Processors and memory reside in rackmount boxes with 4 CPUs and 8 GB (max) of local memory. These boxes interconnect through a single 1.6GB/s link per box, which, in a big system, goes through several layers of routers. So a memory access to another box is routed through what is essentially a fast LAN. All this is cached, of course.
It's not clear to what extent application programs have to be aware of this. Clearly, if you lay things out in memory badly, with lots of CPUs reading and writing the same memory from all over the memory net, the system will bottleneck. (Everybody reading the same stuff is OK; it's cached. But writes have to propagate back to the home location of the data.)
Since the whole monster crashes all at once, you don't want to build your web server farm this way. It's for applications that really need all that crunch power in one machine.
I think it is pretty interesting that the benchmark that they used measured memory throughput, as opposed to, say, an actual workload. In other words, this is a synthetic benchmark, versus a real-world benchmark. They say, "Look! We can do memory transfers really really fast!"
Unfortunately, memory transfers are not the world when it comes to large multiprocessor boxes. The overhead comes in when you're trying to synchronize a large number of threads/CPUs to do a large task. For example, an Oracle database.
Sun has proven that it scales up the tree very well with large numbers of processors. But from my understanding, Linux is more efficient with a low processor count, and less and less efficient with more processors.
I question its ability to do anything with a real workload. And I've even more suspicious because they use a benchmark I've never heard of (STREAM TRIAD) to push its superiority on a single-aspect synthetic benchmark.
Good. The machine looks like it has a decent memory bus, and memory modules with a good configuration and speed rating. Now, what can the machine actually do well that makes it a real winner?
Anybody else see that as the main reason this is running Linux instead of Irix?
SGI started working on porting IRIX to the IA-64 architecture back in (I think it was) 1995 or 1996. Not long after, they found that it would be easier and cheaper to get Linux to scale more efficiently and to port some key libraries and services from IRIX than it would be to port all of IRIX over to the new architecture.
It's all about time and money.
The whole point with the SGI supercomputers (there are Origin servers running Irix on 1024 processors) is that there's one single copy of the OS running across all those CPUs, and the entire memory is available to all CPUs on the same piece of hardware. That means, any CPU can access any piece of information at the speed of mem-IO, and you can easily create a large matrix (think many tens or hundreds of GB) to keep all your data in one piece.
Networked clusters (Mosix, Beowulf) split the CPU bunch across the network, and the memory is split too.

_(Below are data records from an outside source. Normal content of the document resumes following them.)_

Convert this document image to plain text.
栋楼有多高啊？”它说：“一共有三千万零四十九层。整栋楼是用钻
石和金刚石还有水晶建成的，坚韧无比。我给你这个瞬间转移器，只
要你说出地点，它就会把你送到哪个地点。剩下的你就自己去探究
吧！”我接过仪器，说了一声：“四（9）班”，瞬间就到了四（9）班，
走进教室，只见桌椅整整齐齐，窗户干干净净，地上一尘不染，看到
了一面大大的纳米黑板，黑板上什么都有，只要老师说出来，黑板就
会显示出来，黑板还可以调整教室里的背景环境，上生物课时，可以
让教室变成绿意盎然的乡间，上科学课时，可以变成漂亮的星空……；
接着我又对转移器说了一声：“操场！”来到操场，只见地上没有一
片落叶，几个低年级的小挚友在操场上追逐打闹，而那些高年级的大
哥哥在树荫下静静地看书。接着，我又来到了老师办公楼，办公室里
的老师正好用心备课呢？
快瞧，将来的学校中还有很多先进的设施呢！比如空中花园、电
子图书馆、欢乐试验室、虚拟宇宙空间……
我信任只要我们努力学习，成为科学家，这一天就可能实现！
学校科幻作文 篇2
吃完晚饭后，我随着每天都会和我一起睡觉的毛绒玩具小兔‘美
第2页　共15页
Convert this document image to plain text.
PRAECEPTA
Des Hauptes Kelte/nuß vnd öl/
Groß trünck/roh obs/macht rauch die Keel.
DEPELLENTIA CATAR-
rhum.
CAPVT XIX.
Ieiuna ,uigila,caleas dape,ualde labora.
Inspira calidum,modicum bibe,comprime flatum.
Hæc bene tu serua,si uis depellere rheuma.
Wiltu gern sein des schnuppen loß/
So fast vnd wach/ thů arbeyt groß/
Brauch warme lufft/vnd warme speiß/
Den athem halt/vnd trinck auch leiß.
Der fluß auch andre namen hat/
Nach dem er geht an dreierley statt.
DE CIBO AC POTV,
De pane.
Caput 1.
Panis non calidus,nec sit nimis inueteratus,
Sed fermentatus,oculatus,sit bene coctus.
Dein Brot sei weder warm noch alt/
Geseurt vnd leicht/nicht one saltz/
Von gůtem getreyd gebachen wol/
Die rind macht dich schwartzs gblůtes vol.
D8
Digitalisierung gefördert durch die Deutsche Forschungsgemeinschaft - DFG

That means there's a huge latency when a CPU wants to access data that happens to be on a different node on the network: the network latency is many times larger than memory latency.
There are problems that simply cannot be solved on networked clusters, precisely because of network latency. While true supercomputers (all CPUs on the same machine) do not have this limitation.
Well, ok, so you can split the matrix across nodes in a Beowulf, but even if you have the same CPU power as the SGI supercomp, you're going to solve the problem several times slower (if not several orders of magnitude slower). Such is the importance of latency.
This is why there's no point in clusterising this kind of computers: you lose their biggest advantage: single OS copy, all memory on the same machine.
"Through its experience and expertise in high-performance computing, SGI will offer customers of the highest quality 64-bit operating environments."
Well, Hmph! The rest of us low-life customers wouldn't want it anyways!